Nachhaltiger mit flexibler Ernährung
Angesichts der Debatten rund um den Klimawandel sollte sich jeder die Frage stellen, wie wir unseren eigenen ökologischen Fußabdruck verringern können. MELISSA HEMSLEY ist Verfechterin flexiblen Kochens sowie einer nachhaltigen Ernährung und teilt in ihrem neuen Buch Eat Green neben allem Wissenswerten zum Thema flexible Ernährung und Abfallreduzierung auch ihre besten innovativen Wohlfühlrezepte. Hier verrät sie, wie Sie mit kleinen Veränderungen einen ersten Schritt in die richtige Richtung machen können…
Wir alle genießen Lebensmittel, die uns gut schmecken, die gut für uns und für den Planeten sind. Umso besser, wenn die Mahlzeiten zudem schnell und einfach zubereitet sind und uns Stress in der Küche ersparen. Eine pflanzenbasierte Ernährung und generell Gemüse sind in den letzten Jahren immer mehr in den Fokus der Debatte gerückt, der Trend geht zwiefelsohne zum bewussten Konsum. Wie aber lässt sich eine nachhaltige Ernährung auf praktische Weise in unseren hektischen Alltag integrieren?
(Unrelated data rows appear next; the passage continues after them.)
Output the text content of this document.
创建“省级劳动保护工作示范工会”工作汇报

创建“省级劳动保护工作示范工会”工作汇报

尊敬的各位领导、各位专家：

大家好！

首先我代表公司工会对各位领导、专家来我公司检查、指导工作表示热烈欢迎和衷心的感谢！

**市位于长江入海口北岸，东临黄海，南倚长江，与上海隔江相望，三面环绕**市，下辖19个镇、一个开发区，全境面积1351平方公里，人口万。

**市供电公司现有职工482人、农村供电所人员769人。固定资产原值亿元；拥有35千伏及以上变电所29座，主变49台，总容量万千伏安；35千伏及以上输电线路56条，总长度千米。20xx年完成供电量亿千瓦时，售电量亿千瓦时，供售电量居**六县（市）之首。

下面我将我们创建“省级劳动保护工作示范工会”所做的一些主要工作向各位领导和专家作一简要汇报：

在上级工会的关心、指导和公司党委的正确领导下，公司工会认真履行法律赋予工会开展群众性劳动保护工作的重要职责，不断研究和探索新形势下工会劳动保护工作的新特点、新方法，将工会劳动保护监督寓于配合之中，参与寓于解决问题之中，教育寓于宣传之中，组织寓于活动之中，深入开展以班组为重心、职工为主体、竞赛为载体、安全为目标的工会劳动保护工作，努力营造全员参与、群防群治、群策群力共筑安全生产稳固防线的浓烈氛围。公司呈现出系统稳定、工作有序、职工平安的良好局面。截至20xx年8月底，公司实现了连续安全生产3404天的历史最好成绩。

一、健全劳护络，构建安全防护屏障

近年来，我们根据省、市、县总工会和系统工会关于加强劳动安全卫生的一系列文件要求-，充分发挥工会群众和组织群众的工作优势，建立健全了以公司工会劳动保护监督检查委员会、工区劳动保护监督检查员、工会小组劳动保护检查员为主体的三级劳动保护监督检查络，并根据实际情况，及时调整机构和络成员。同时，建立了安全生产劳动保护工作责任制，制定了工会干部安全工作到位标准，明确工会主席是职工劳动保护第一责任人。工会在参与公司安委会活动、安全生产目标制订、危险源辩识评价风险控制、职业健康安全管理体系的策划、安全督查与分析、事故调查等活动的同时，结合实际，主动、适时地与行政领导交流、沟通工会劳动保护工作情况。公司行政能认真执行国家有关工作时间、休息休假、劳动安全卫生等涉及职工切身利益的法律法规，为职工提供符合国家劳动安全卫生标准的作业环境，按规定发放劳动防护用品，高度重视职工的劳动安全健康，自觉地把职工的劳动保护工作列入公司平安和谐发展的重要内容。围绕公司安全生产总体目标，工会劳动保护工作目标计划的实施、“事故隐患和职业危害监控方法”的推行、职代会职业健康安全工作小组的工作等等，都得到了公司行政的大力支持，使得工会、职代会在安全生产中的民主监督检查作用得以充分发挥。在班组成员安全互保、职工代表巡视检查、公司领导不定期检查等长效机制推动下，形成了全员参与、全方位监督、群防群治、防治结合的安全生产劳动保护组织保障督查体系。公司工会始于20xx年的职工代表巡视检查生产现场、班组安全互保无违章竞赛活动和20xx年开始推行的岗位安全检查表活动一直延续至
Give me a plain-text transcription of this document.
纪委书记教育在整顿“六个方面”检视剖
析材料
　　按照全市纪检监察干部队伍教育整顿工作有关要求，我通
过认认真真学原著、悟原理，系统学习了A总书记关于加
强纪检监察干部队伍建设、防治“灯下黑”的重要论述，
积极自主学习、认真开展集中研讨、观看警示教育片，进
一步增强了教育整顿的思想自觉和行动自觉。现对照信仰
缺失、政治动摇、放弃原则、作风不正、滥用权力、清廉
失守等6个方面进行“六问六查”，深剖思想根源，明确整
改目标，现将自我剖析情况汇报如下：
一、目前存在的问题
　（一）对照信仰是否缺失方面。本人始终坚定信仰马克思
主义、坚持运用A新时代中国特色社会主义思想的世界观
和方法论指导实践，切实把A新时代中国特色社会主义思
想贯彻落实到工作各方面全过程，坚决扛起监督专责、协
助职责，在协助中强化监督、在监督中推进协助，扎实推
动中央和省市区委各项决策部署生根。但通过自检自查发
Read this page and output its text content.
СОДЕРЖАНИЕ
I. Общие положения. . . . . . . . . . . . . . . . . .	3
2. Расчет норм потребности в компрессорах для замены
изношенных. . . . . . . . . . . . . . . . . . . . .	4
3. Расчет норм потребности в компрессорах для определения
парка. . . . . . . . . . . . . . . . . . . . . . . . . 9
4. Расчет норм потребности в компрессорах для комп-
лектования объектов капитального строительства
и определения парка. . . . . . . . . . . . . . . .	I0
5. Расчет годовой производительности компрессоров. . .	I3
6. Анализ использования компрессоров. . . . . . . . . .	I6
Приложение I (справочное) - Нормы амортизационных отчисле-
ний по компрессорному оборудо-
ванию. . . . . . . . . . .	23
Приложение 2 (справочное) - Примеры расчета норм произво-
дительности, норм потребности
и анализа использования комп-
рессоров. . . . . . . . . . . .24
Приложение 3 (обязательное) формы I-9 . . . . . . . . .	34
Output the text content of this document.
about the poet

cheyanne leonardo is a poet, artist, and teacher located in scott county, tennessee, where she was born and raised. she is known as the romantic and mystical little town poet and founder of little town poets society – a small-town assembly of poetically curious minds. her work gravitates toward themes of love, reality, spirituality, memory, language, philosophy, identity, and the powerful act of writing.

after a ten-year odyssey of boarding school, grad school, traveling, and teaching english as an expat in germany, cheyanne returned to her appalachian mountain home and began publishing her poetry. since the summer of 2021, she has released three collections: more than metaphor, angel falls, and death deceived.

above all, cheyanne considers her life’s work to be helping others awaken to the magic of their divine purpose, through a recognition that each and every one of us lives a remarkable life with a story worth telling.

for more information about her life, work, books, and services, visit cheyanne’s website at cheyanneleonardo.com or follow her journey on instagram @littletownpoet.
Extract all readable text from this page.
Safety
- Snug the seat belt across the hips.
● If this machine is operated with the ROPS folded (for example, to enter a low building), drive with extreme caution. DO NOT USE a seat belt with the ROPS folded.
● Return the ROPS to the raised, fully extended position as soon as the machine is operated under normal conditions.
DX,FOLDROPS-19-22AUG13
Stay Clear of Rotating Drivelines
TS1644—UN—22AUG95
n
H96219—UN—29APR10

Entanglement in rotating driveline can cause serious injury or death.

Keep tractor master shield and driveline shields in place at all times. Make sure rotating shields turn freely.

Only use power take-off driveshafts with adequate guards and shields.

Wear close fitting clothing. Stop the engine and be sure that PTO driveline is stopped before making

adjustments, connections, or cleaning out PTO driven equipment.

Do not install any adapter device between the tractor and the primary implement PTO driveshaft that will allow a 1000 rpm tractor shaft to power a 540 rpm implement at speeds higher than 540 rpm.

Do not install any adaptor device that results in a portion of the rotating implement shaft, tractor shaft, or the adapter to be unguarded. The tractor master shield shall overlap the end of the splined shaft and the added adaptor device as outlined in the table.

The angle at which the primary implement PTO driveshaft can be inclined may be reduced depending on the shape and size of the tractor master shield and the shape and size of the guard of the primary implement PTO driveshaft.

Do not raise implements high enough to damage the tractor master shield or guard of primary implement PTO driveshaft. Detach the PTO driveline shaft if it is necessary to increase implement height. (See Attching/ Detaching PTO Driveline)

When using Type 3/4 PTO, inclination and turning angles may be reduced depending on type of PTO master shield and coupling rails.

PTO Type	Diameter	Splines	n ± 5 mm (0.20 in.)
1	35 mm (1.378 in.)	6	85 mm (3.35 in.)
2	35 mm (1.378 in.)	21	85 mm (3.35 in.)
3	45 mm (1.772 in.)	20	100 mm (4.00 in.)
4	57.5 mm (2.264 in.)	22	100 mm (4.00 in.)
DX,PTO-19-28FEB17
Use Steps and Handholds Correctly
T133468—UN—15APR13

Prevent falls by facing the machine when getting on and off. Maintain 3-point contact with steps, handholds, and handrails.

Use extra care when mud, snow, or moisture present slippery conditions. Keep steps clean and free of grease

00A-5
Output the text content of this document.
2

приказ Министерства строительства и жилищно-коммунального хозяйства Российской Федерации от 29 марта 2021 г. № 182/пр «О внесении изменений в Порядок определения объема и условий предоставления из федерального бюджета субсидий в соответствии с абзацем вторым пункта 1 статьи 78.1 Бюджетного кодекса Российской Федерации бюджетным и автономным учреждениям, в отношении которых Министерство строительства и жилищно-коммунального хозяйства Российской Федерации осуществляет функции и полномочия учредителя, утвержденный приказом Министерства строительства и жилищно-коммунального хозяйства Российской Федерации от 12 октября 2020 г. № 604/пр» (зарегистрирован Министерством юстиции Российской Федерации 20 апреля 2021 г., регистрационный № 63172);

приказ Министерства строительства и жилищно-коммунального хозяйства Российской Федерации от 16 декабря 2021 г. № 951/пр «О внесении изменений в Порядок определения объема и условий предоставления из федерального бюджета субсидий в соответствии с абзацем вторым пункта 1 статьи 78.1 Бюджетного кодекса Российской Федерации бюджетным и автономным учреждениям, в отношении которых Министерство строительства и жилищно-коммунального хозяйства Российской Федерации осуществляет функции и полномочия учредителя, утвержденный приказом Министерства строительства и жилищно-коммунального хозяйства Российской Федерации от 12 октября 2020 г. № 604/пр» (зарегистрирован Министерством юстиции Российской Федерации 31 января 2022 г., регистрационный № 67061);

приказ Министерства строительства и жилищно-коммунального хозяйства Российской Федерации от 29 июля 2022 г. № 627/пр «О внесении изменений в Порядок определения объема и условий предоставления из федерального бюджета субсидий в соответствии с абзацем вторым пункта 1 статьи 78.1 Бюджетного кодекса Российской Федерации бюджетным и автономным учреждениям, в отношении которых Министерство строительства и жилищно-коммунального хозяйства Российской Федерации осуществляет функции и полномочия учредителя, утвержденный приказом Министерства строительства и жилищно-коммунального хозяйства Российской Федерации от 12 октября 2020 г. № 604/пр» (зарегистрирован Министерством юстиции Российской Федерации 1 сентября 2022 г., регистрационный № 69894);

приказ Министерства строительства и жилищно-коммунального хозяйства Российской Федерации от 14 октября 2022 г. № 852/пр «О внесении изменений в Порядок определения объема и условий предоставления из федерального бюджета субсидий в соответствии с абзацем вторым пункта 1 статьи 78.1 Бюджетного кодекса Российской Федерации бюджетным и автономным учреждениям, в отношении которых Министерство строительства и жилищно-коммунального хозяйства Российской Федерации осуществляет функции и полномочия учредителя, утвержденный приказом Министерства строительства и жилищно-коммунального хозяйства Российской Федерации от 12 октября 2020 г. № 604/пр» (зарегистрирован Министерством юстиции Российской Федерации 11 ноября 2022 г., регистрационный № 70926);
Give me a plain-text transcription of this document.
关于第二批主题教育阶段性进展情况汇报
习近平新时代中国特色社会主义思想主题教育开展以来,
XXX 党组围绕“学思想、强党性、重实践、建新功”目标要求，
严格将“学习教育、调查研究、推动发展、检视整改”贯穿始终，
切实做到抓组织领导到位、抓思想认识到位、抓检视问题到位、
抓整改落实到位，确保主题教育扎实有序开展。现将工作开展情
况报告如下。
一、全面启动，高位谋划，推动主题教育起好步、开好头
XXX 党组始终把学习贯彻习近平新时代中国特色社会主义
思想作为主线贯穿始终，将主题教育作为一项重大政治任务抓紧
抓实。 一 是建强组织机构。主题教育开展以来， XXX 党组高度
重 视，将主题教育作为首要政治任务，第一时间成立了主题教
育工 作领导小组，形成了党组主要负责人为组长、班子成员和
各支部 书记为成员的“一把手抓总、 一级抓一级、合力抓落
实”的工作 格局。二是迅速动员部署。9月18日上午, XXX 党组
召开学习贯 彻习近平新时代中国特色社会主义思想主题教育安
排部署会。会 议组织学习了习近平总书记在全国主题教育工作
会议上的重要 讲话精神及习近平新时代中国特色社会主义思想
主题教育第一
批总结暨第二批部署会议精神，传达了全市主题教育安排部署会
Das Wichtigste zuerst. Es gibt nicht die eine richtige Ernährung, stattdessen gilt es, ihren individuell richtigen Weg zu finden. Ich bin restlos überzeugt von der flexiblen Ernährung, auch unter dem Namen Flexitarismus bekannt. Statt sich einer bestimmten Ernährungsweise zu unterwerfen oder bestimmten Labels gerecht zu werden, können Sie mit diesem Ansatz flexibel entscheiden, was sie einkaufen, kochen und genießen. Mein Motto ist ,abschmecken statt wegschmeißen‘, das bedeutet Freestyle-Kochen mit den Dingen, die sich in Ihrem Kühlschrank und Vorratsschrank befinden. So können wir auf einfache Weise kleine Impulse im Alltag setzen, um uns besser zu fühlen, weniger Müll zu produzieren und einen positiven Beitrag für die Umwelt zu leisten.
Flexible Ernährung ist etwas, womit sich jeder von uns anfreunden kann, ganz gleich, ob Sie Ihren Fleisch-, Fisch- und Milchkonsum zugunsten qualitativ hochwertiger, bewusst ausgewählter Produkte reduzieren oder komplett darauf verzichten. Zudem wird berücksichtigt, dass der vollständige Verzicht auf tierische Produkte nicht jedermanns Sache und für manche Menschen nicht aufrechtzuerhalten ist. Dennoch gibt es zahlreiche Möglichkeiten, wie wir uns langfristig auf eine ,grünere‘ und gesündere Weise ernähren können.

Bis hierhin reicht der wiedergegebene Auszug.